During a period of several months, an estimated 30,000 political prisoners were put to death following political interrogations that lasted as little as one minute. In most cases, these “trials” were mere formalities. Even when prisoners had already served out their legal sentences, it was taken for granted that they were guilty of “enmity against God” simply by virtue of having spoken out against the theocracy in the past.

The 1988 massacre is analogues to the passive execution of today’s political prisoners, insofar as there is a simple indicator of “guilt” for those prisoners. As the hunger strikers noted, many of those who have been left particularly vulnerable were originally detained on the basis of their participation in a nationwide uprising against the regime.

Last November, people flooded the streets of approximately 200 Iranian cities and towns, in response to the government’s announcement of a sharp increase in the price of gasoline. Although the spark of protest was economic anxiety, the message almost immediately shifted to calling for regime change. Reclaiming slogans that had been popularized in a prior uprising – notably attributed to the MEK – the demonstrators chanted “death to the dictator” and condemned both the so-called “hardline” and “reformist” factions of the regime.

The regime’s response was brutal. Firing live ammunition into densely packed crowds, the Islamic Revolutionary Guard Corps (IRGC) led the way in killing approximately 1,500 peaceful activists. Obviously not satisfied with this, the authorities proceeded to arrest many of those who presented themselves at hospitals after being wounded in the onslaught. No doubt these people now comprise a significant portion of those who have been left in their cells, perhaps without having received any treatment for their wounds, so they can be infected by a potentially deadly virus.
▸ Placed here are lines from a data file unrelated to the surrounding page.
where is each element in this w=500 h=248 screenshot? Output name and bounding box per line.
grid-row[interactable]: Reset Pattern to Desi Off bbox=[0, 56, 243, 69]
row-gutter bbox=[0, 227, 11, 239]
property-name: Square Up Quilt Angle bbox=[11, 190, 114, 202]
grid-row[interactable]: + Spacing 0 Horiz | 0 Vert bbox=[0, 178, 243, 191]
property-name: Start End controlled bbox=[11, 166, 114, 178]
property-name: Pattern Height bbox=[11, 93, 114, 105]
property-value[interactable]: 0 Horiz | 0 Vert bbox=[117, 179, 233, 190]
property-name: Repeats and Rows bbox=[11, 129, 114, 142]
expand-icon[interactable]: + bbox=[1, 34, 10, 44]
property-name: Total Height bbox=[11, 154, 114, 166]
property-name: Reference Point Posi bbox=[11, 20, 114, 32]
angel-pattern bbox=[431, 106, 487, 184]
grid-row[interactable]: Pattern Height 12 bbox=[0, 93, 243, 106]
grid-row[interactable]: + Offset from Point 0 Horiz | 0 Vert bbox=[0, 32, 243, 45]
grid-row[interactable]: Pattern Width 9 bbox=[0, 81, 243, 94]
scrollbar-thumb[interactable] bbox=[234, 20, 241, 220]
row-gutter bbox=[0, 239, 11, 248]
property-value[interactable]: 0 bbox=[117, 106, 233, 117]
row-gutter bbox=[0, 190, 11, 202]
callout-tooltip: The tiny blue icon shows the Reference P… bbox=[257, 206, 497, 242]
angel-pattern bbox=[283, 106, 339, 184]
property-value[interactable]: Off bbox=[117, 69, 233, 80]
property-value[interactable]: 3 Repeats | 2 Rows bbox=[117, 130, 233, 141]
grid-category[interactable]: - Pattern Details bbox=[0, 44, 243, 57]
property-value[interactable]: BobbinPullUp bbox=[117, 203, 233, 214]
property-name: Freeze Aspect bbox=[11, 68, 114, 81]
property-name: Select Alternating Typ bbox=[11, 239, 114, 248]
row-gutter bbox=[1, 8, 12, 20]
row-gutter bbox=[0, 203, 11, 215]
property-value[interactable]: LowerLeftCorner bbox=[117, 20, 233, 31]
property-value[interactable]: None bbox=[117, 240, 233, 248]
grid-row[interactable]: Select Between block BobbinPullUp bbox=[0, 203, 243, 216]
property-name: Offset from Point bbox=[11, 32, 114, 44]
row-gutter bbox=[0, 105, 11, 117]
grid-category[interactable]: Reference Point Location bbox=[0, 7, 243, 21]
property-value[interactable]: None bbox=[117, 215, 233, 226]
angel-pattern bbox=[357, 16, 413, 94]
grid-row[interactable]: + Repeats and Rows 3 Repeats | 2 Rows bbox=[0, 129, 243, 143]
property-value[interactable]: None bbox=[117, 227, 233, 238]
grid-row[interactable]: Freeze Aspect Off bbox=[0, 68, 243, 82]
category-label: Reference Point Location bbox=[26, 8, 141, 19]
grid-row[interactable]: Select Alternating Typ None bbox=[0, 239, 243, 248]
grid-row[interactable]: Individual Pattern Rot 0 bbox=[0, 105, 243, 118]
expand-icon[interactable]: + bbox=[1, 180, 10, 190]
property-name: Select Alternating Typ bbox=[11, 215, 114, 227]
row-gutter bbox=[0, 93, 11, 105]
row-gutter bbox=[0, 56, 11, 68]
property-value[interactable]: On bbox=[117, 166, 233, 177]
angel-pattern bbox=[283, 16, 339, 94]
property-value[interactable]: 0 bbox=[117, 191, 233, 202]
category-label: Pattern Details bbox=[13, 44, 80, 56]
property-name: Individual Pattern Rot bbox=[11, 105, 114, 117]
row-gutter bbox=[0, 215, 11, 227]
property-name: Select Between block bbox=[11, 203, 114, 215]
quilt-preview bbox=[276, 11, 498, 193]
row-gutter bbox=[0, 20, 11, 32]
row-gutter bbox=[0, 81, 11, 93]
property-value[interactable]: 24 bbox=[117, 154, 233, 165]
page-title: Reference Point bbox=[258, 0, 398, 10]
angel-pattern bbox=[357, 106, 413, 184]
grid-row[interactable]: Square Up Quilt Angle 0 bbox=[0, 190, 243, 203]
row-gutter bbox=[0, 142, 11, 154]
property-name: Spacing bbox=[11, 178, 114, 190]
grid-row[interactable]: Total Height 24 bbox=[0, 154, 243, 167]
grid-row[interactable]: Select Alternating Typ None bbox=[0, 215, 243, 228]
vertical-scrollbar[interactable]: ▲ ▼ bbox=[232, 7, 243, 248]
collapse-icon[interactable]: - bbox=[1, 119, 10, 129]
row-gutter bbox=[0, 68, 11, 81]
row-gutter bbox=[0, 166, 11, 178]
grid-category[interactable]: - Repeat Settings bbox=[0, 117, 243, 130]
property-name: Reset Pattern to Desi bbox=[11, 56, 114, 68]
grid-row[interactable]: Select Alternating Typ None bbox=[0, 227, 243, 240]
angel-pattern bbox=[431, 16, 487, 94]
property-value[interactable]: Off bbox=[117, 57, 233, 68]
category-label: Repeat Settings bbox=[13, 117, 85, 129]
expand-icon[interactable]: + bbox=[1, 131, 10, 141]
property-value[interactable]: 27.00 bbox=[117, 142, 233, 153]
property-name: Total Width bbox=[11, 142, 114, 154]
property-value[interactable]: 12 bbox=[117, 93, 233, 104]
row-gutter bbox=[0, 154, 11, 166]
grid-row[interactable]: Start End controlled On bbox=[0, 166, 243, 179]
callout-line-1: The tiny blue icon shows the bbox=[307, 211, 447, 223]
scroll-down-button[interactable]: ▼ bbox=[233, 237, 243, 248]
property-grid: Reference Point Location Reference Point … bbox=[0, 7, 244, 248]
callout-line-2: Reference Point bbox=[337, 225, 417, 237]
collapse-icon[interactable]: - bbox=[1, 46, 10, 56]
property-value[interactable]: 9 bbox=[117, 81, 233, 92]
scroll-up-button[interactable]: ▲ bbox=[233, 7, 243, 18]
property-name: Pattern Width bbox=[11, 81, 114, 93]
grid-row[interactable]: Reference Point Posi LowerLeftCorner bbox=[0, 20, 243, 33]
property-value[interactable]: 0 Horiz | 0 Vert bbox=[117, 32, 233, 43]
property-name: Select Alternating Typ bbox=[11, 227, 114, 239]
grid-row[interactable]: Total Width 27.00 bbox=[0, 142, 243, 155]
According to official statements from the Iranian regime, COVID-19 has killed over 1,000 people since the outbreak was first acknowledged last month. But Iranian medical professionals and opposition activists have made it abundantly clear that the official figures are drastic underestimates. This conclusion is firmly supported by the fact that Tehran, despite claiming to have released tens of thousands of prisoners, has not even acknowledged the reality of any outbreak within the harsh conditions of Iranian prisons.

The NCRI has lately determined that the actual coronavirus death toll is over 7,000. This alone underscores the severity of the humanitarian crisis. Iranian regime by leaving prisoners deliberately exposed to the raging epidemic, then the broader crisis barely masks a serious crime against humanity.

United Nations human rights monitors must, therefore, insist upon immediate access to Iranian prison facilities, in order to confirm that Iran has followed through on the promised furlough arrangements. Meanwhile, every civilized nation should exert diplomatic pressure on the Iranian regime to go beyond those initial commitments, to address the demands of hunger-striking political prisoners, and to carry out prison reforms that go far beyond the conditions of this particular crisis.